Dienstag, 17. November
Wer Covid-19 hat, kriegt auch viele Tipps. Ein ebenfalls Erkrankter empfiehlt mir ein käfergroßes Sauerstoffmessgerät, „damit kannst du monitoren, ob die Lunge angegriffen ist“. Eine Freundin meint, man solle Mundspülungen mit Betaisodona machen und viel Vitamin D nehmen. Ein Bekannter will wissen, warum ich in die Champagnerbar gegangen bin. „Hattest du nie Angst um deine Gesundheit? Du bist so eine Draufgängerin!“ Danke auch für das Mitgefühl, schreibe ich zurück. Eine Freundin will nichts mehr vom Virus hören, es macht sie psychisch fertig. Ja, mich auch … Ich rufe 1450 an. Was ist jetzt zu tun? Morgen endet meine Quarantäne. „Gurgeltest“, beschließt die Dame und schickt ein Team.

Mittwoch, 18. November
Letzter Tag Quarantäne. Es meldet sich ein Amtsarzt. Ich bin jetzt als Corona-Kranke registriert! Der Gurgeltest war ein Behördenfehler, sagt er. Na bravo. Er mailt mir den Quarantäne-Bescheid. Meine „Absonderung“ - was für ein schreckliches Wort! - lief demnach am Sonntag aus … Also darf ich nach elf Tagen im Bademantel raus! Schon die Stufen hinunter sind anstrengend, vor der Haustür wird mir schlecht. Ich muss mich auf eine Bank setzen. Ich bin ein Wrack. Gibt es eigentlich Corona-Selbsthilfegruppen? Wo sind die anderen Infizierten? Wie geht es ihnen? Erfahrungen teilen, das wäre jetzt schön!

Donnerstag, 19. November
Ein Nachbar weicht zurück, als ich ihm berichte, dass ich Corona hatte und mich nun auf dem Weg der Besserung befinde. „Aber ich bin nicht mehr infektiös“, sage ich und fühle mich dennoch wie eine Aussätzige.
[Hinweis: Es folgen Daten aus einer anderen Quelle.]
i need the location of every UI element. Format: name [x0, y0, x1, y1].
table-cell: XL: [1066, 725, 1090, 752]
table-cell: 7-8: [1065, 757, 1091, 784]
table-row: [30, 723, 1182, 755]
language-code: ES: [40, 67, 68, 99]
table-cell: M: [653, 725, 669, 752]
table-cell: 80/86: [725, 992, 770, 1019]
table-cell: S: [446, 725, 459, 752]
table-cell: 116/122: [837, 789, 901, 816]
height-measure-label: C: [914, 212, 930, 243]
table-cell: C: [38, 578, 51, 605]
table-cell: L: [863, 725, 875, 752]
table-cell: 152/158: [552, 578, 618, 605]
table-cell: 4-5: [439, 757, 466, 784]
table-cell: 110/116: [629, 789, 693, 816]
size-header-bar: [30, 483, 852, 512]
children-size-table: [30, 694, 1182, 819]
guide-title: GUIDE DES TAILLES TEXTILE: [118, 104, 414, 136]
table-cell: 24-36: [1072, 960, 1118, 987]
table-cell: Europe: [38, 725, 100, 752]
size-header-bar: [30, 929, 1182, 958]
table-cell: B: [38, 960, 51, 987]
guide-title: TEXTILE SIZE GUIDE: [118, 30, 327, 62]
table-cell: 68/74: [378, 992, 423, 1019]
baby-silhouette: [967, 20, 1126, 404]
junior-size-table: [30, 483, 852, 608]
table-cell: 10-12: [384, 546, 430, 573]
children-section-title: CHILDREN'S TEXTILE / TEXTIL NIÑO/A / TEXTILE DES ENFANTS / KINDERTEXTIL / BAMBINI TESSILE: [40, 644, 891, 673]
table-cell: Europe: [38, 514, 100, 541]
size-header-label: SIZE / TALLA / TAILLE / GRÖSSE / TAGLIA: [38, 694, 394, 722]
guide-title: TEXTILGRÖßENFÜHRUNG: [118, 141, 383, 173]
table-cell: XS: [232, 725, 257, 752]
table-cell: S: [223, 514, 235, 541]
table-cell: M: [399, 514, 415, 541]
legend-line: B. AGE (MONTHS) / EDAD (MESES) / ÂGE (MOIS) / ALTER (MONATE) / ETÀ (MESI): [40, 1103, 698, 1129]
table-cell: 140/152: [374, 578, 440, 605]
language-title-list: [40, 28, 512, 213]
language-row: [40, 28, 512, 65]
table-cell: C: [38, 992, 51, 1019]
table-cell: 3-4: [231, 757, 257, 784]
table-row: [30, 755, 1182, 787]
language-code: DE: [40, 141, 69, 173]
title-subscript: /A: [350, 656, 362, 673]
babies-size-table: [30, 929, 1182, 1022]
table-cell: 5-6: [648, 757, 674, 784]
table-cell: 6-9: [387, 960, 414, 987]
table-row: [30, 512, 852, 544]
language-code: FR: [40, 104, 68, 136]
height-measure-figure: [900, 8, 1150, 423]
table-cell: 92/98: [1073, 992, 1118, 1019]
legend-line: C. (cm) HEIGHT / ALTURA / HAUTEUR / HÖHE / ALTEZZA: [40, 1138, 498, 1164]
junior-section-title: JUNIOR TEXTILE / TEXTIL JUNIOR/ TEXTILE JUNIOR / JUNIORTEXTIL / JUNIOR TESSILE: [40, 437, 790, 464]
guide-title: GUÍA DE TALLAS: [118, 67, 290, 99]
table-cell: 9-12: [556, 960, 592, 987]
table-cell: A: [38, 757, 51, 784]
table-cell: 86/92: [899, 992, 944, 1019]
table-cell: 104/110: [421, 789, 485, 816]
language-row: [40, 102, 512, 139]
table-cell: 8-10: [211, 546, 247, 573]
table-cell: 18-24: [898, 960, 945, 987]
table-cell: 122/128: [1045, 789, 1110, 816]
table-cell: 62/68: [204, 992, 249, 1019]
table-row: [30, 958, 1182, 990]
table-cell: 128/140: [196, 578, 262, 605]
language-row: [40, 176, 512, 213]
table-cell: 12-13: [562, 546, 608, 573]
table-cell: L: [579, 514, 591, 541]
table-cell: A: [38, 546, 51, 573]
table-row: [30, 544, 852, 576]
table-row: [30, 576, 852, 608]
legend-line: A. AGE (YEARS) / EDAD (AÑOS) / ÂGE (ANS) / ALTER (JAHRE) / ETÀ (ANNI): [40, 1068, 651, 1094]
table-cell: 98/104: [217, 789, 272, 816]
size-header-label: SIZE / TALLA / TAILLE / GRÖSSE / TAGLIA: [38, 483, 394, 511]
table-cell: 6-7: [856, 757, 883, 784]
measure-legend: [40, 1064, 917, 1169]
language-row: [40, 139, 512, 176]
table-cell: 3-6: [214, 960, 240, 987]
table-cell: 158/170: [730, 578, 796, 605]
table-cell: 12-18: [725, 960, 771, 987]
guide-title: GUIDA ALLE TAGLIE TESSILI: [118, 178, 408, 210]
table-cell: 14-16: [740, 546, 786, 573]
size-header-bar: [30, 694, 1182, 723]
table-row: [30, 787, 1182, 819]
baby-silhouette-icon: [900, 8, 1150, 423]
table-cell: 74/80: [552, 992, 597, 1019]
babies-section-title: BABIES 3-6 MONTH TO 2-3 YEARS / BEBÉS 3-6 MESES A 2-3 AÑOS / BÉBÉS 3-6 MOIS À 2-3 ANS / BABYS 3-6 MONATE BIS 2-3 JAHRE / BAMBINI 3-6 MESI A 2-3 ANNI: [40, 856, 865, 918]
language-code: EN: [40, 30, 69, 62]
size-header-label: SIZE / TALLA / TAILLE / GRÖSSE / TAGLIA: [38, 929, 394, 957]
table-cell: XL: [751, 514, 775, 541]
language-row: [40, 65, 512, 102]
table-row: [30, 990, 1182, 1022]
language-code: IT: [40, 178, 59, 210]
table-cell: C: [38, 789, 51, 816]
Die Stadt Wien ruft an. Ich solle eine Liste meiner Kontakte für das Contact Tracing erstellen. Haha, die kommen ja früh drauf! Ich schaffe es heute bis zum türkischen Supermarkt, der 100 Meter entfernt ist.

Freitag 20. November
Ich bin so glücklich. Mein Bergkäse schmeckt viel würziger als noch vor einer Woche. Ich fühle mich langsam kräftiger. Die Frage, obs mir eh gut geht, klingt noch immer komisch. Nein, gut geht es einem mit dieser Krankheit nicht. Deshalb ist jeder Anruf, jede WhatsApp-Nachricht Balsam für die Seele. Vor allem aus der „Krone“ - wir sind Familie …

Samstag, 21. November
Nach 13 Tagen müsste ich eigentlich NEGATIV sein und Antikörper entwickelt haben, aber das Ergebnis des Gurgeltests war bei Redaktionsschluss (fünf Tage) noch ausständig … Werde ich Spätfolgen haben? Warum hatte ich Glück und andere nicht? Die Fragen werden mich noch lange beschäftigen.